Projecting out towards the street this home for a young family cleverly negotiates a narrow 7.5m wide site without reverting to extensive boundary parapet walls and maintains rear external access down one side of the house. On entering the house the compact nature of the site disappears and instead the experience is one of surprise and delight at the sense of space and volume.
The design solution creates natural light filled spaces by articulating three main double storey volumes around a private central courtyard and the southern outdoor area/backyard. The arrangement of these volumes, their form and the careful placement of openings facilitates excellent northern solar penetration, cross-ventilation and the framing of views through the house without compromising the privacy of the inhabitants or neighbours.
The primarily steel framed construction and the composite concrete and steel frame floor system facilitated prefabrication of elements, reduced the need for wet trades, maximised usable internal space, simplified construction and reduced construction costs and time on site. Low maintenance materials have been selected in an understated colour palette that is considered appropriate to their beachside context. Environmental initiatives included appropriate orientation and placement of glazed openings to passive solar design principals and to facilitate cross ventilation, Comfort Plus glazing, adjustable solar louvres to large expanses of northern glazing, high specification insulation throughout, LED lighting, ceiling fans to minimise reliance on air-conditioning, deciduous trees and appropriate plant specification and low flow irrigation system and water wise plumbing fixtures and plumbing design to minimise heating of cold water dormant in pipes.

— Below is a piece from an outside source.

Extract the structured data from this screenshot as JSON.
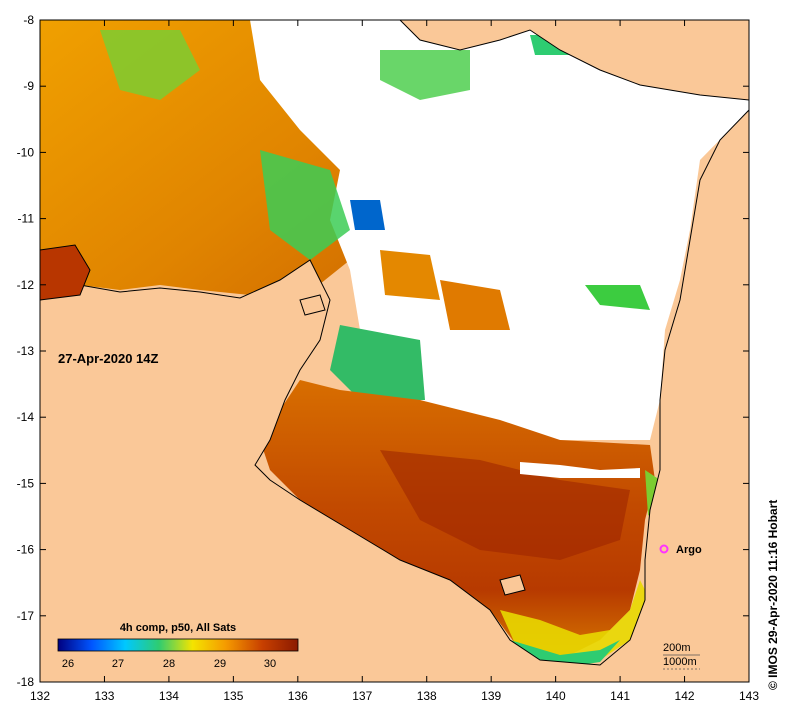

The design outcome has illustrated how an efficiently planned, architecturally designed home can achieve much more than the functional requirements of a house only despite the perceived constraints of a site. The project has been received well by visitors of different ages, despite its explicitly contemporary aesthetic, we feel, because of the clear articulation of the key considerations of the design in the built solution and the sense of surprise and delight this affords occupants.